Especially with independent perfumers I feel there is sometimes a more personal connection which adds to the pleasure when things click. For as long as I’ve been writing about perfume independent perfumer Dawn Spencer Hurwitz and I have clicked. Her aesthetic along with the meticulous style of composition has always brought a lot of joy to me. Even within the collection of someone like Ms. Hurwitz there are still things which really resonate. It was only recently that I realized my very favorites are ones in which she is inspired by Japan. Bancha has always been the one which would be my “desert island” DSH Perfumes choice. Earlier this year she released the first in her Haiku series Gekkou Hanami which captures cherry blossoms in the moonlight. This has also become a favorite in a short time. In my most recent package of samples there was no doubt I was going to go straight for the latest Haiku called Tsukiyo-en.
Dawn Spencer Hurwitz
For this second Haiku the theme of nature under moonlight is still present. This time we are in a Japanese garden lined with bamboo as we sip tea while the moon above provides light and shadow. In Gekkou Hanami Ms. Hurwitz captures spring. Tsukiyo-en evokes the middle of summer with everything in full bloom. Walking through a garden at night is a different experience as the humidity of the day dissipates, a little bit. The scent of some of the flowers remains as memory of the daytime while the night-blooming varieties begin their ascendance. On the cusp between waxing and waning floral motifs is where Tsukiyo-en balances itself.

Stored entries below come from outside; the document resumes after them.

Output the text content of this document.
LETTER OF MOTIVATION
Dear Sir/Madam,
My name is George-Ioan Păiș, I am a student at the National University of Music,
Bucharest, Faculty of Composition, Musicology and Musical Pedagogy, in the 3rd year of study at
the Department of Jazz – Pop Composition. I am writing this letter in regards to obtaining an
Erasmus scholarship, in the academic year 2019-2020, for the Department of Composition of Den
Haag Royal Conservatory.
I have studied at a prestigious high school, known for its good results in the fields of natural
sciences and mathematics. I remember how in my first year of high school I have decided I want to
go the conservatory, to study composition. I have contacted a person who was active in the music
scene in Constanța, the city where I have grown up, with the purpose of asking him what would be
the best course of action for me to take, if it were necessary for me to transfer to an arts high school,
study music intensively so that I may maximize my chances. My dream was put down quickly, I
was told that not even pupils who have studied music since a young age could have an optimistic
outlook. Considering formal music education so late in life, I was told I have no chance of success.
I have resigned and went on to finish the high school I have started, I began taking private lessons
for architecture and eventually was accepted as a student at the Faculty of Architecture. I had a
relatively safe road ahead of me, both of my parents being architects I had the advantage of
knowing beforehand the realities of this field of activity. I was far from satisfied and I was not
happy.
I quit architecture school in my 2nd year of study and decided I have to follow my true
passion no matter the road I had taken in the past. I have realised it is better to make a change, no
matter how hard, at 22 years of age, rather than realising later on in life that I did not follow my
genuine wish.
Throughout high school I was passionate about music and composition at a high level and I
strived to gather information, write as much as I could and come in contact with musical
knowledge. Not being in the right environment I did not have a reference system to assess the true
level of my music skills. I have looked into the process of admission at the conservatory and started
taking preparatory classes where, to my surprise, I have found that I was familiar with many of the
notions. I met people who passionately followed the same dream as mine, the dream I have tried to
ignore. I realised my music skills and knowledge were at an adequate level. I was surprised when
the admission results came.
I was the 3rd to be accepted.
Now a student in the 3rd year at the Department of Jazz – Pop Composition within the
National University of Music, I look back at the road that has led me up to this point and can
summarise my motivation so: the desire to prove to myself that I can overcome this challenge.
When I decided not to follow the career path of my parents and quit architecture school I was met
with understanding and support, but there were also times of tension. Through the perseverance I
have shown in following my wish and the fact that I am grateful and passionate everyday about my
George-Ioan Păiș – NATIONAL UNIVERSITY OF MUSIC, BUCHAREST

Our walk opens with a Japanese variant of mandarin orange called mikan. It has a bit less of the sugared effect while still being recognizably citrus. The watery green woodiness of a bamboo accord comes next. It captures the cooling of the day with a hint of dampness. The light green wood which is the focus of the accord acts as a frame for the nighttime scents to be contained within. The moonlight effect comes as certain notes seem to be caught in a moonbeam only to retreat into shadow. There is a specific herbal mint note that acts as a will o’the wisp throughout the middle phase of Tsukiyo-en. The floral notes of the garden all lilt softly and transparently. I found jasmine, champaca, violet, and rose most prominently but there were others acting similarly to the way the mint did. A delicate white tea accord provides a centering place among the flowers. It is joined by an earthy patchouli to represent the soil.
Tsukiyo-en has 8-10 hour longevity and moderate sillage.
Tsukiyo-en has been a perfect choice for the summer. I have spent a few nights on the deck at Chateau Colognoisseur lost in meditation; gathering in the magic by moonlight. I am hoping fall and winter have some moonlight haiku to come.
Disclosure: This review was based on a sample provided by DSH Perfumes.